Anyway, as you might guess, this has had me longing for a studio. If only we could lump the two kids into one bedroom for a while. . . Well, actually this has been working nicely for the past week. I thought the two of them would be playing rock-em-sock-em robots sleeping together, but so far, the worst that has happened was when the toddler attempted to nurse on her brother. Had I not intervened, he may well have done the back stroke right out of bed with her on top. Mostly, though, they just seem to keep each other sleeping. Hooray!
So, it is time to get rid of the crib! And while I fantasize about expensive drafting tables, I'll look at yard sales for basic stuff to stock my space with.

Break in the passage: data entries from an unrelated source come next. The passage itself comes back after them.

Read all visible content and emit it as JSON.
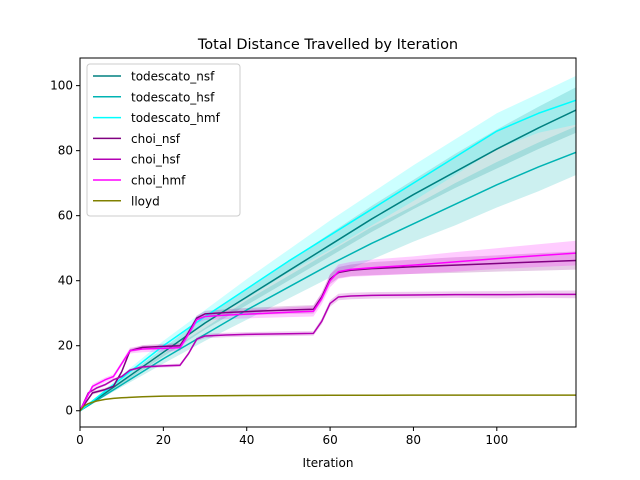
{
  "chart_data": {
    "type": "line",
    "title": "Total Distance Travelled by Iteration",
    "xlabel": "Iteration",
    "ylabel": "",
    "xlim": [
      0,
      119
    ],
    "ylim": [
      -5,
      108.5
    ],
    "xticks": [
      0,
      20,
      40,
      60,
      80,
      100
    ],
    "yticks": [
      0,
      20,
      40,
      60,
      80,
      100
    ],
    "grid": false,
    "legend_position": "top-left",
    "series": [
      {
        "name": "todescato_nsf",
        "color": "#008080",
        "x": [
          0,
          10,
          20,
          30,
          40,
          50,
          60,
          70,
          80,
          90,
          100,
          110,
          119
        ],
        "y": [
          0,
          9,
          18,
          27,
          35,
          43,
          51,
          59,
          66.5,
          73.5,
          80.5,
          87,
          92.5
        ],
        "band": {
          "upper": [
            0,
            9.7,
            19.3,
            29,
            37.5,
            46,
            54.5,
            63,
            71,
            79,
            86.5,
            93.5,
            99.5
          ],
          "lower": [
            0,
            8.3,
            16.7,
            25,
            32.5,
            40,
            47.5,
            55,
            62,
            68.5,
            74.5,
            80.5,
            85.5
          ]
        }
      },
      {
        "name": "todescato_hsf",
        "color": "#00b3b3",
        "x": [
          0,
          10,
          20,
          30,
          40,
          50,
          60,
          70,
          80,
          90,
          100,
          110,
          119
        ],
        "y": [
          0,
          8,
          16,
          23.5,
          31,
          38,
          45,
          51.5,
          57.5,
          63.5,
          69.5,
          75,
          79.5
        ],
        "band": {
          "upper": [
            0,
            8.7,
            17.5,
            25.5,
            34,
            41.5,
            49,
            56.5,
            63,
            70,
            76.5,
            82.5,
            87.5
          ],
          "lower": [
            0,
            7.3,
            14.5,
            21.5,
            28,
            34.5,
            41,
            46.5,
            52,
            57,
            62.5,
            67.5,
            72.5
          ]
        }
      },
      {
        "name": "todescato_hmf",
        "color": "#00ffff",
        "x": [
          0,
          10,
          20,
          30,
          40,
          50,
          60,
          70,
          80,
          90,
          100,
          110,
          119
        ],
        "y": [
          0,
          10,
          20,
          29,
          37.5,
          46,
          54,
          62,
          70,
          78,
          86,
          91.5,
          95.5
        ],
        "band": {
          "upper": [
            0,
            11,
            21.5,
            31,
            40.5,
            49.5,
            58.5,
            67,
            75.5,
            83.5,
            91.5,
            97.5,
            103
          ],
          "lower": [
            0,
            9,
            18.5,
            27,
            34.5,
            42.5,
            49.5,
            57,
            64.5,
            72.5,
            80.5,
            85.5,
            88
          ]
        }
      },
      {
        "name": "choi_nsf",
        "color": "#800080",
        "x": [
          0,
          3,
          6,
          8,
          10,
          12,
          15,
          20,
          24,
          26,
          28,
          30,
          35,
          40,
          50,
          56,
          58,
          60,
          62,
          65,
          70,
          80,
          90,
          100,
          110,
          119
        ],
        "y": [
          0,
          5.5,
          6.5,
          7.5,
          12,
          18.5,
          19.5,
          19.8,
          20,
          24,
          28.5,
          29.8,
          30.2,
          30.5,
          31,
          31.2,
          35,
          40.5,
          42.5,
          43.2,
          43.7,
          44.3,
          44.8,
          45.3,
          45.8,
          46.2
        ],
        "band": {
          "upper": [
            0,
            6,
            7,
            8,
            12.5,
            19,
            20.2,
            20.6,
            20.8,
            24.8,
            29.3,
            30.7,
            31.2,
            31.6,
            32.2,
            32.5,
            36.3,
            42,
            44.2,
            45,
            45.7,
            46.5,
            47.2,
            47.8,
            48.5,
            49
          ],
          "lower": [
            0,
            5,
            6,
            7,
            11.5,
            18,
            18.8,
            19,
            19.2,
            23.2,
            27.7,
            28.9,
            29.2,
            29.4,
            29.8,
            29.9,
            33.7,
            39,
            40.8,
            41.4,
            41.7,
            42.1,
            42.4,
            42.8,
            43.1,
            43.4
          ]
        }
      },
      {
        "name": "choi_hsf",
        "color": "#b300b3",
        "x": [
          0,
          2,
          4,
          6,
          8,
          10,
          12,
          15,
          20,
          24,
          26,
          28,
          30,
          35,
          40,
          50,
          56,
          58,
          60,
          62,
          65,
          70,
          80,
          90,
          100,
          110,
          119
        ],
        "y": [
          0,
          5.5,
          7,
          8,
          9.5,
          10.5,
          12.5,
          13.5,
          13.8,
          14,
          17.5,
          22,
          23,
          23.3,
          23.5,
          23.7,
          23.8,
          27.5,
          33,
          35,
          35.3,
          35.5,
          35.6,
          35.7,
          35.7,
          35.8,
          35.8
        ],
        "band": {
          "upper": [
            0,
            5.9,
            7.4,
            8.4,
            9.9,
            10.9,
            12.9,
            14,
            14.3,
            14.5,
            18,
            22.6,
            23.7,
            24,
            24.2,
            24.4,
            24.5,
            28.4,
            34,
            36,
            36.3,
            36.5,
            36.6,
            36.7,
            36.8,
            36.9,
            37
          ],
          "lower": [
            0,
            5.1,
            6.6,
            7.6,
            9.1,
            10.1,
            12.1,
            13,
            13.3,
            13.5,
            17,
            21.4,
            22.3,
            22.6,
            22.8,
            23,
            23.1,
            26.6,
            32,
            34,
            34.3,
            34.5,
            34.6,
            34.7,
            34.6,
            34.7,
            34.6
          ]
        }
      },
      {
        "name": "choi_hmf",
        "color": "#ff00ff",
        "x": [
          0,
          3,
          6,
          8,
          10,
          12,
          15,
          20,
          24,
          26,
          28,
          30,
          35,
          40,
          50,
          56,
          58,
          60,
          62,
          65,
          70,
          80,
          90,
          100,
          110,
          119
        ],
        "y": [
          0,
          7.5,
          9.5,
          10.5,
          14.5,
          18.5,
          19,
          19.2,
          19.4,
          23.5,
          28,
          29,
          29.4,
          29.7,
          30.3,
          30.6,
          34.5,
          40,
          42.8,
          43.5,
          44,
          44.8,
          45.8,
          46.8,
          47.7,
          48.5
        ],
        "band": {
          "upper": [
            0,
            8.2,
            10.2,
            11.2,
            15.2,
            19.4,
            20,
            20.2,
            20.4,
            24.5,
            29,
            30.1,
            30.6,
            31,
            31.8,
            32.2,
            36.2,
            42,
            45,
            45.8,
            46.5,
            47.5,
            48.8,
            50,
            51.2,
            52.3
          ],
          "lower": [
            0,
            6.8,
            8.8,
            9.8,
            13.8,
            17.6,
            18,
            18.2,
            18.4,
            22.5,
            27,
            27.9,
            28.2,
            28.4,
            28.8,
            29,
            32.8,
            38,
            40.6,
            41.2,
            41.5,
            42.1,
            42.8,
            43.6,
            44.2,
            44.7
          ]
        }
      },
      {
        "name": "lloyd",
        "color": "#808000",
        "x": [
          0,
          1,
          2,
          4,
          6,
          8,
          10,
          15,
          20,
          30,
          40,
          60,
          80,
          100,
          119
        ],
        "y": [
          0,
          1.5,
          2.2,
          3,
          3.5,
          3.8,
          4.0,
          4.3,
          4.5,
          4.6,
          4.7,
          4.75,
          4.8,
          4.8,
          4.8
        ],
        "band": {
          "upper": [
            0,
            1.6,
            2.35,
            3.15,
            3.65,
            3.95,
            4.15,
            4.45,
            4.65,
            4.75,
            4.85,
            4.9,
            4.95,
            4.95,
            4.95
          ],
          "lower": [
            0,
            1.4,
            2.05,
            2.85,
            3.35,
            3.65,
            3.85,
            4.15,
            4.35,
            4.45,
            4.55,
            4.6,
            4.65,
            4.65,
            4.65
          ]
        }
      }
    ]
  }
}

Now, let me interrupt this story with something that happened to me as a pre-teen back in Hawaii. So, I was on the beach one day. Yay, another beach. Hawaii has lots of those. So I was dorking around with some flotsam a big piece of wooden vine stuff made soft by the water. I bent it, twisted it, and voila! I had made a sort of necklace. I tried it on. Then I set it down in the tide, thinking to myself, "a gift to the sea!"
Not five minutes later I reached down to pick up what appeared to be litter in the sand. It was a necklace. A fat gold chain, of the sort that some surfer dude would wear his bling on. With a loose clasp.
I swear, I wouldn't try to pass of such a generic fairy-tale story as truth if it didn't actually happen. I still have the necklace around here somewhere, if you want to see it. The clasp still comes loose. The chain is still ugly.
Anyway, I bring all this up because I had something similar happen just this week.
It started with a notice in the paper about a church yard sale. Yes! I have stuff that I desperately want out of my house. Kid's clothes mostly; so I bagged it all up, and went to load it in the car, when I remembered the itchy, heavy, computer desk chair that came along with the house. I hoisted that puppy into the Subaru and wiggled it around. "I should carefully test to see if it fits," my brain said. Meanwhile my hands were thinking about the kids upstairs. Without consulting my brain, they reached out and gave the hatch a good slam.
One bucket of glass later, I took a ventilated ride to the church and got rid of the chair once and for all. Rain fell in the trunk.
So, what did I find at the yard sale that made up for this? Here is the short list:
One box of hats and purses for the kids to play with. A pile of kitchen oddments, including cast iron pans. One big car ramp toy for my son. One potato bin to get those piles of produce out of my workspace. Two brass candlesticks. One swanky metal teapot. Various Christmas deco items, so that my mother doesn't tell me I'm such a heathen this year. An entire box of gaudy but not-cheap necklaces, including freshwater pearls. One antique ivory bracelet, which may someday go on display with my skull collection.
But that's just the bonus stuff. So what did the rain bring me in exchange for the Subaru's window?
A DRAFTING TABLE!
At this point I feel that it would be most appropriate to present you with a photo of the table. But it is still crammed into the Subaru. . . which is right over there, in the garage. . .
It seems this is the best I will be able to do in the dark. If you use your imagination, you can vaguely see a gray rectangle in there, crossed by a dark band, through the absent window.
Now, if this this were a fictional tale, I would tell you how the table only fit into the car because the window was gone. That would suitably cap it off as something out of the Brothers Grimm. But, alas, the table fits in there just fine with or without windows.
So tomorrow, I trade a raven for a writing desk! I mean a crib for a drafting table! And to think that just last week I was daydreaming of my own studio with a fancypants art table. I just had to smash an expensive window to get it.